5 B. The argument under Proposition 36 is moot In light of our reversal of count one we find the second issue raised by appellant relating to her eligibility under Prop 36 is moot. The statutes implementing Prop 36 require drug treatment instead of jail for defendants convicted only of a “nonviolent drug possession offense,” including “the unlawful . . . transportation for personal use of any controlled substance.” (Pen.

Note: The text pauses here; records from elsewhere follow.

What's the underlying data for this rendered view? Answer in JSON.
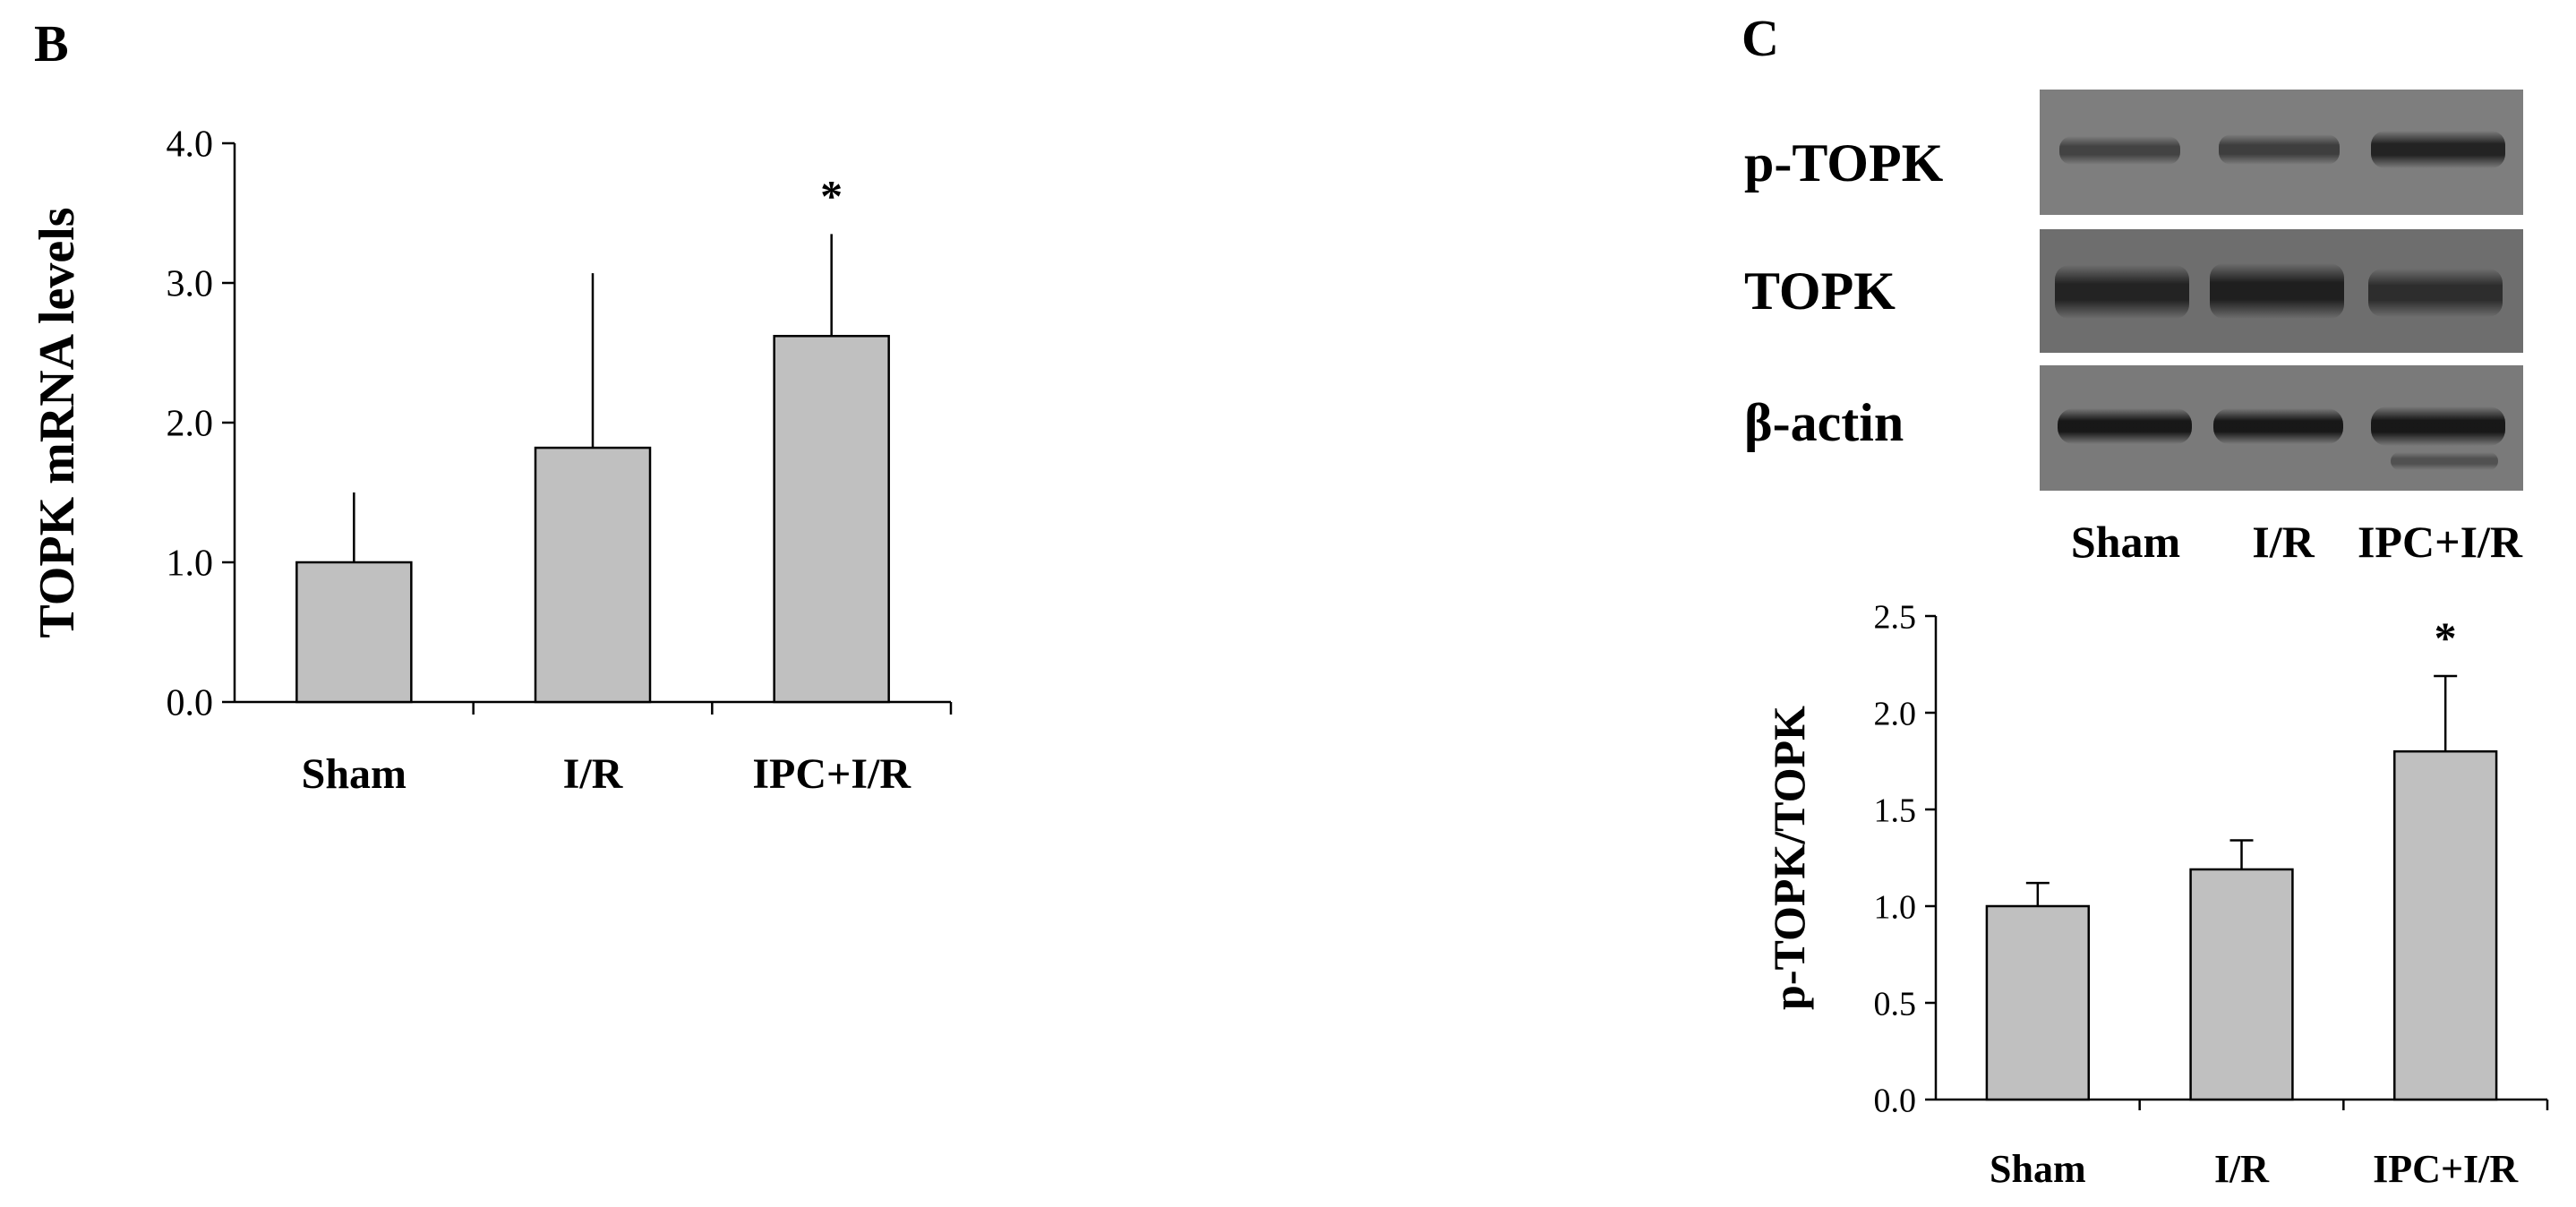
{
  "panels": {
    "b_label": "B",
    "c_label": "C"
  },
  "chart_data": [
    {
      "id": "B",
      "type": "bar",
      "title": "",
      "xlabel": "",
      "ylabel": "TOPK mRNA levels",
      "categories": [
        "Sham",
        "I/R",
        "IPC+I/R"
      ],
      "values": [
        1.0,
        1.82,
        2.62
      ],
      "error": [
        0.5,
        1.25,
        0.73
      ],
      "annotations": [
        "",
        "",
        "*"
      ],
      "ylim": [
        0,
        4.0
      ],
      "yticks": [
        "0.0",
        "1.0",
        "2.0",
        "3.0",
        "4.0"
      ],
      "grid": false,
      "bar_color": "#c0c0c0"
    },
    {
      "id": "C",
      "type": "bar",
      "title": "",
      "xlabel": "",
      "ylabel": "p-TOPK/TOPK",
      "categories": [
        "Sham",
        "I/R",
        "IPC+I/R"
      ],
      "values": [
        1.0,
        1.19,
        1.8
      ],
      "error": [
        0.12,
        0.15,
        0.39
      ],
      "annotations": [
        "",
        "",
        "*"
      ],
      "ylim": [
        0,
        2.5
      ],
      "yticks": [
        "0.0",
        "0.5",
        "1.0",
        "1.5",
        "2.0",
        "2.5"
      ],
      "grid": false,
      "bar_color": "#c0c0c0"
    }
  ],
  "blot": {
    "rows": [
      "p-TOPK",
      "TOPK",
      "β-actin"
    ],
    "lanes": [
      "Sham",
      "I/R",
      "IPC+I/R"
    ]
  }
}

Code, §§ 1210, subd. (a), 1210.1.) Appellant claimed she was statutorily eligible for a Prop 36 disposition despite her transportation conviction because the methamphetamine was for her personal use. Because there is no specific offense called “transportation of a controlled substance for personal use,” the sentencing court was required to determine whether the transportation was for sale, and not for personal use, before finding that appellant was ineligible under Prop 36. The drugs found on appellant after the traffic stop were packaged in 12 individual bindles, each containing a usable amount. This suggests packaging for sale and would have supported an implied finding that appellant was statutorily ineligible under Prop 36. However, we need not pursue the issue further in light of our conclusion that the transportation count must be reversed. With the reversal of the transportation count appellant would have no convictions making her ineligible under Prop 36. The applicability of Prop 36 will then turn on the outcome of the retrial, if any. Resentencing under Prop 36 will be required if the prosecution decides not to pursue a retrial on count one, or if appellant is acquitted after a retrial. We remand in anticipation of further proceedings consistent with this opinion. (Pen. Code, § 1260.) V. DISPOSITION The conviction on count one is reversed and appellant’s sentence is vacated. Her convictions on counts three and five are affirmed. The prosecution may retry appellant on count one within the time limit set forth in Penal Code section 1382. If appellant is retried and found guilty of transportation of a controlled substance for sale, the trial court shall resentence her on that conviction as well as on counts three and five. If appellant is
6 found not guilty on retrial, or if the prosecution elects not to retry appellant on count one, the trial court shall resentence her on counts three and five under Prop 36. The trial court may conduct any necessary ancillary proceedings consistent with this opinion.
_________________________ RUVOLO, P. J.
We concur:
_________________________ REARDON, J.
_________________________ RIVERA, J.